The mass-media, excessively critical, gnaw at the foundations of these institutions, always in the name of the ideas of fairness and justice, just as they did back then. The conviction that ALL the dignitaries are corrupt is already so deeply rooted now, after twenty years since the fall of the Communism, that if the government and/or the parliament were to be undone, few voices would protest.

The economic crisis, which descents into misery a part of the middle class that had barely started to take form in the period 1990-2008, radicalizes to hysteria a significant part of the nation.

The enthusiasm of joining NATO and the EU has dimmed, due to the lack of obvious changes (except greater facility to abandon the country). And let us not forget that extremist movements, then as now, are gaining influence across the world, even in Europe’s consolidated democracies.

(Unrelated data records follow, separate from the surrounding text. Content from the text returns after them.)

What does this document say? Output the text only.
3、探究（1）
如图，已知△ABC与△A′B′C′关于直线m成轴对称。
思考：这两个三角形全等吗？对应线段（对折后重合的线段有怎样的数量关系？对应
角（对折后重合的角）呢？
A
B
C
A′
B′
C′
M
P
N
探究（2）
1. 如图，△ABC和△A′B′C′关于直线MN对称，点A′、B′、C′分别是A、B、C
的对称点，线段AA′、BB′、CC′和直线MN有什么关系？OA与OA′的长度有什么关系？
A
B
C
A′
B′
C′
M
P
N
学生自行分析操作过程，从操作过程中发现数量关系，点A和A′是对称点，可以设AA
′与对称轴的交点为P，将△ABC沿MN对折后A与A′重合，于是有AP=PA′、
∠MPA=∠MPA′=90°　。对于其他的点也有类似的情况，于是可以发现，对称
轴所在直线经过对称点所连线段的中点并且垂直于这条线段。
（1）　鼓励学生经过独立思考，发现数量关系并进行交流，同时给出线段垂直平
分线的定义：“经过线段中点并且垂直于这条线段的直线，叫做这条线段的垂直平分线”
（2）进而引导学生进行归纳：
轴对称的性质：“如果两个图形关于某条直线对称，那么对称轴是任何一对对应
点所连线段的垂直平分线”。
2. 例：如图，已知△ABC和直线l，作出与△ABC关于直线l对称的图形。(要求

What is the solution? We must come to a more realistic and a more accurate calibration of our expectations from our political class, irrespective of the personages in comprises (all these personages are elected). On the other hand, the politicians, beyond the party or doctrine to which they hearken, must make sure not to further strain a cord that is already ready to snap.

Back then, in the Interwar Years, there were no victors and no defeated. The juggernaut of history trampled over all of them: the Legion, Marshal Antonescu, the Royal House, the political parties, finally even the communists lost power.This is because when once such a mechanism is set in motion, no one can stop the reverse countdown. Not even belonging to the space of the EU and to NATO.